Голова еще слегка болела, но мысли уже обрели привычную ясность. Ходжа Насреддин усмехнулся:

нет, он старцу не попутчик в межзвездных полетах, его место, его родной дом — земля. Это, конечно, очень хорошо и возвышенно — постигать, но для себя он избирает простое земное понимание, в котором он — хозяин своих помыслов и дел.

Вернувшись раздумьями к озеру, он почувствовал себя полностью свободным от всех сомнений, тяготивших его накануне: все было ясно, просто и до конца бесспорно. "Удивительно, как же я раньше не сообразил!" — воскликнул он, не догадываясь, что и не мог сообразить, ибо избрал себе по этому поводу неправильных собеседников: кувшин и туманного старика.

Продолжим о воробье, о том, как он встретился с Ходжой Насреддином и что их свело.

За какие-нибудь полчаса до встречи они еще не думали друг о друге; оба — каждый отдельно — занимались своими делами на равных правах: воробей сидел наверху, на крыше чайханы, и, греясь в последних, уже красноватых лучах, громко чирикал, провожая благодарственной песней уходящее солнце, а Ходжа Насреддин сидел внизу, в чайхане, беседуя с чоракцами, окружившими его плотным кольцом.

Когда он пожаловал в чайхану — впервые с тех пор, как стал хранителем озера, а затем и владельцем его, — собравшиеся гости толковали как раз о нем: в какую сторону теперь он повернет их горестную жизнь? А он — легок на помине! — вдруг и появился, вынырнул из глубины джугарового поля, примыкавшего к чайхане. Словно бы нарочно — пришел не дорогой, а полем, чтобы застать врасплох.

Сафар забегал, засуетился; гости начали торопливо расходиться, дабы не мешать сиятельному чаепитию.

Но теперь в чайхану пришел не Узакбай, помощник и наследник Агабека, а Ходжа Насреддин!

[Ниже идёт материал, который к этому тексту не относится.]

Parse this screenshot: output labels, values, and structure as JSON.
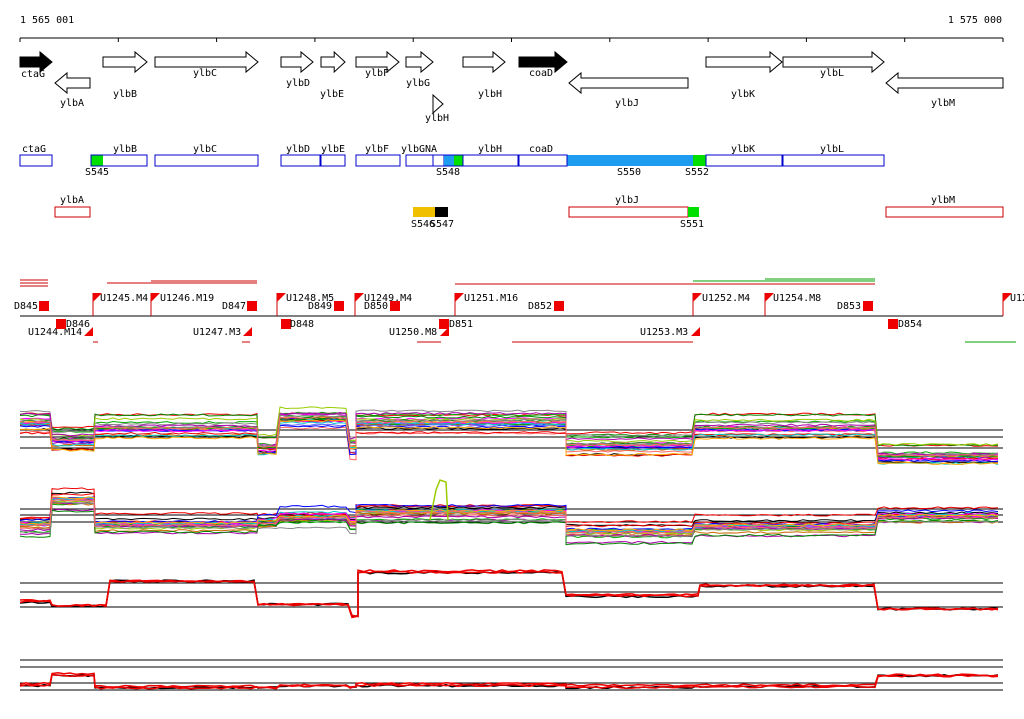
{
  "axis": {
    "start": "1 565 001",
    "end": "1 575 000"
  },
  "genes": [
    "ctaG",
    "ylbA",
    "ylbB",
    "ylbC",
    "ylbD",
    "ylbE",
    "ylbF",
    "ylbG",
    "ylbH",
    "ylbH",
    "coaD",
    "ylbJ",
    "ylbK",
    "ylbL",
    "ylbM"
  ],
  "track1": {
    "genes": [
      "ctaG",
      "ylbB",
      "ylbC",
      "ylbD",
      "ylbE",
      "ylbF",
      "ylbGNA",
      "ylbH",
      "coaD",
      "ylbK",
      "ylbL"
    ],
    "segments": [
      "S545",
      "S548",
      "S550",
      "S552"
    ]
  },
  "track2": {
    "genes": [
      "ylbA",
      "ylbJ",
      "ylbM"
    ],
    "segments": [
      "S546",
      "S547",
      "S551"
    ]
  },
  "transcripts": [
    "D845",
    "U1244.M14",
    "D846",
    "U1245.M4",
    "U1246.M19",
    "D847",
    "U1247.M3",
    "U1248.M5",
    "D848",
    "D849",
    "D850",
    "U1249.M4",
    "U1250.M8",
    "D851",
    "U1251.M16",
    "D852",
    "U1253.M3",
    "U1252.M4",
    "U1254.M8",
    "D853",
    "D854",
    "U12"
  ]
}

— Куда вы, почтенные? — закричал он. — Чем я вас так обидел, что вы даже не хотите посидеть со мною? Сафар, вот тебе двадцать пять таньга и подавай чаю безотказно каждому, сколько он сможет вместить!

Чоракцы несказанно удивились этим приветливым словам. Они робко жались по стенам, не осмеливаясь прикасаться к чайникам, что хлопотливо разносил и ставил перед ними Сафар.

А сердце Ходжи Насреддина заливалось горячими волнами любовной жалости к ним, — до чего забиты они, запуганы, если не смеют даже чаю выпить, не смеют слова сказать! Этот маленький воробей (взгляд Ходжи Насреддина мимолетно упал на воробья — их соприкосновение началось) — даже он счастливее, свободнее в своей жизни!